Jessica schreibt u.a. in ihrem Kapitel, dass sie auf der gestern eilig eingerichteten Facebook-Seite heute veröffentlichte, über ihre Kindheit. Und da kommt Familienoberhaupt Silvia nicht sonderlich gut weg.

“Viele Jahre lang habe ich die Tatsache verdrängt, dass ich als Neunjährige in der Psychiatrie war. (…) Als Neunjährige war es völlig unverständlich für mich, warum meine Mutter plötzlich behauptete, ich sei schwierig und würde sie mit den kleinen Geschwistern nicht unterstützen. Dabei tat ich doch mit meinen neun Jahren wirklich alles, was ich konnte um zu helfen und hatte dadurch wesentlich weniger Freizeit, als meine Klassenkameradinnen. Trotzdem hatte ich mich nie darüber beschwert, denn es war doch für mich selbstverständlich, meiner Mutter bei der Versorgung der drei kleineren Geschwister zu helfen. Ich liebte meine Eltern und ich liebte meine Geschwister. (…) Exakt an dem gleichen Tag, an dem mein Vater morgens plötzlich verschwand, brachte mich meine Mama in die Kinder- und Jugend-Psychiatrie in Viersen. Den Ärzten gegenüber behauptete sie, ich hätte sie Zuhause mit einem Messer bedroht. Ich war traurig und entsetzt, dass Mama so etwas behauptete. Warum log sie die Ärzte an?”
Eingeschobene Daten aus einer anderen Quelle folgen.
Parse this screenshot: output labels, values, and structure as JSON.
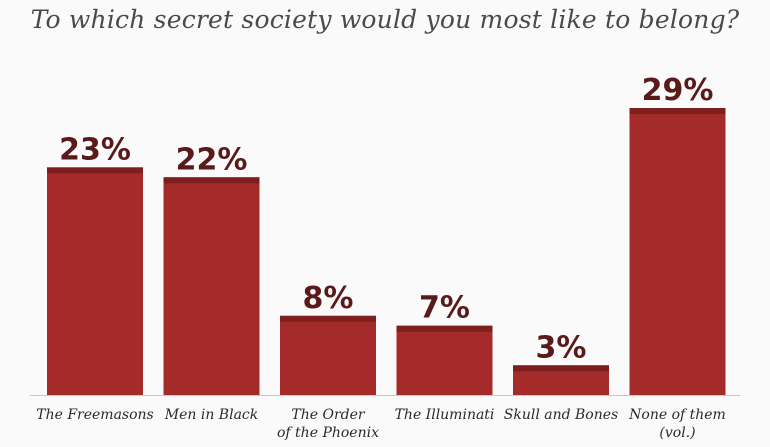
{
  "chart_data": {
    "type": "bar",
    "title": "To which secret society would you most like to belong?",
    "categories": [
      [
        "The Freemasons"
      ],
      [
        "Men in Black"
      ],
      [
        "The Order",
        "of the Phoenix"
      ],
      [
        "The Illuminati"
      ],
      [
        "Skull and Bones"
      ],
      [
        "None of them",
        "(vol.)"
      ]
    ],
    "values": [
      23,
      22,
      8,
      7,
      3,
      29
    ],
    "value_labels": [
      "23%",
      "22%",
      "8%",
      "7%",
      "3%",
      "29%"
    ],
    "ylim": [
      0,
      29
    ],
    "grid": false,
    "xlabel": "",
    "ylabel": ""
  },
  "colors": {
    "bar_fill": "#a52a2a",
    "bar_top": "#7d1f1f",
    "value_text": "#5a1a1a",
    "baseline": "#c8c8c8"
  }
}
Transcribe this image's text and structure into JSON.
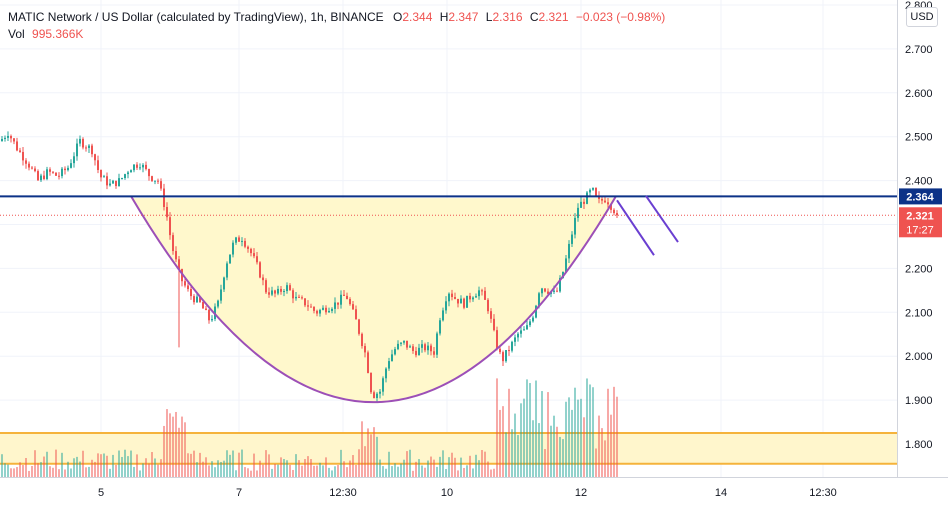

Inzwischen hagelt schon reichlich Kritik über dieses Buch. Bei Amazon heißt es dazu u.a. “Ich glaube schlechter geht bald nicht mehr!! Geistiger Schrott auf niedrigsten Niveau!”. An anderer stelle schreibt ein User: “Als Vater müsste einem das Wohl der Kinder am allerwichtigsten sein.. aber das hier sieht ganz anders aus. Traurig, einfach nur traurig!”
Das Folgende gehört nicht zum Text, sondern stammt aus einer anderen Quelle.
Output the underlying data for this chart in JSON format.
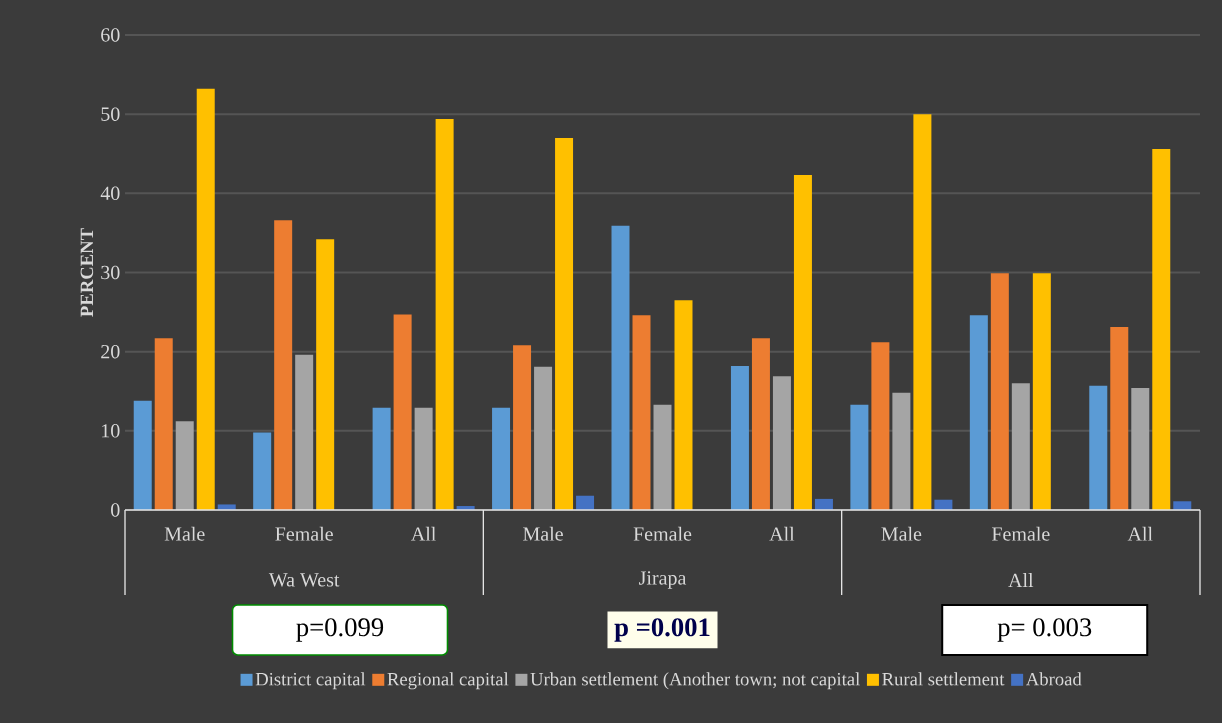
{
  "chart_data": {
    "type": "bar",
    "ylabel": "PERCENT",
    "categories": [
      "Male",
      "Female",
      "All",
      "Male",
      "Female",
      "All",
      "Male",
      "Female",
      "All"
    ],
    "series": [
      {
        "name": "District capital",
        "color": "#5b9bd5",
        "values": [
          13.8,
          9.8,
          12.9,
          12.9,
          35.9,
          18.2,
          13.3,
          24.6,
          15.7
        ]
      },
      {
        "name": "Regional capital",
        "color": "#ed7d31",
        "values": [
          21.7,
          36.6,
          24.7,
          20.8,
          24.6,
          21.7,
          21.2,
          29.9,
          23.1
        ]
      },
      {
        "name": "Urban settlement (Another town; not capital",
        "color": "#a5a5a5",
        "values": [
          11.2,
          19.6,
          12.9,
          18.1,
          13.3,
          16.9,
          14.8,
          16.0,
          15.4
        ]
      },
      {
        "name": "Rural settlement",
        "color": "#ffc000",
        "values": [
          53.2,
          34.2,
          49.4,
          47.0,
          26.5,
          42.3,
          50.0,
          29.9,
          45.6
        ]
      },
      {
        "name": "Abroad",
        "color": "#4472c4",
        "values": [
          0.7,
          0,
          0.5,
          1.8,
          0,
          1.4,
          1.3,
          0,
          1.1
        ]
      }
    ],
    "annotations": [
      "Wa West",
      "Jirapa",
      "All",
      "p=0.099",
      "p =0.001",
      "p= 0.003"
    ],
    "ylim": [
      0,
      60
    ],
    "yticks": [
      0,
      10,
      20,
      30,
      40,
      50,
      60
    ],
    "grid": "y",
    "legend": "bottom"
  }
}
Und auch Autorin Katja Schneidt meldete sich schon wie zu einer Rechtfertigung zu Wort: “Bevor Spekulationen aufkommen, warum ich mit Dieter Wollny und seiner Tochter ein Buch geschrieben habe, möchte ich dies gerne kurz erklären. Wer mich und meine Arbeit verfolgt, weiß, dass ich gegen jede Art der häuslichen Gewalt kämpfe und den Opfern immer wieder klar mache, dass es falsch ist, über die erlittenen Qualen zu schweigen. Das gilt für jeden Menschen. Ob Frau oder Mann, ob bekannt oder unbekannt, egal welche Nationalität und welche Religion. Gewalt muss nicht immer die schlagende Hand sein! Einen Menschen bewusst in der Öffentlichkeit zu Verleumden, ihn zu beschimpfen, als Lügner darzustellen, ihm seine Kinder zu entziehen, bis dahin, dass man Sexvideos eines Menschen veröffentlicht, ist eine der schlimmsten Formen der Gewalt.”

Schneidt fährt fort: “Dieter und Jessica wandten sich vor einiger Zeit hilfesuchend an mich. Was ich im Laufe der Zeit erfuhr und an Beweisen sichtete, war teilweise so unglaublich, das ich verstand, dass Dieter und Jessica zerbrechen würden, wenn die Wahrheit nicht ans Licht käme. Deshalb dieses Buch! Es ist keine Abrechung (genauso wie ‘Gefangen in Deutschland’ keine Abrechnung war) aber es ist ein Fall, wie er leider tausendfach in Deutschland passiert, nur das sich bei den unbekannten Familien, die Medien erst dafür interessieren, wenn jemand zu tode gekommen.”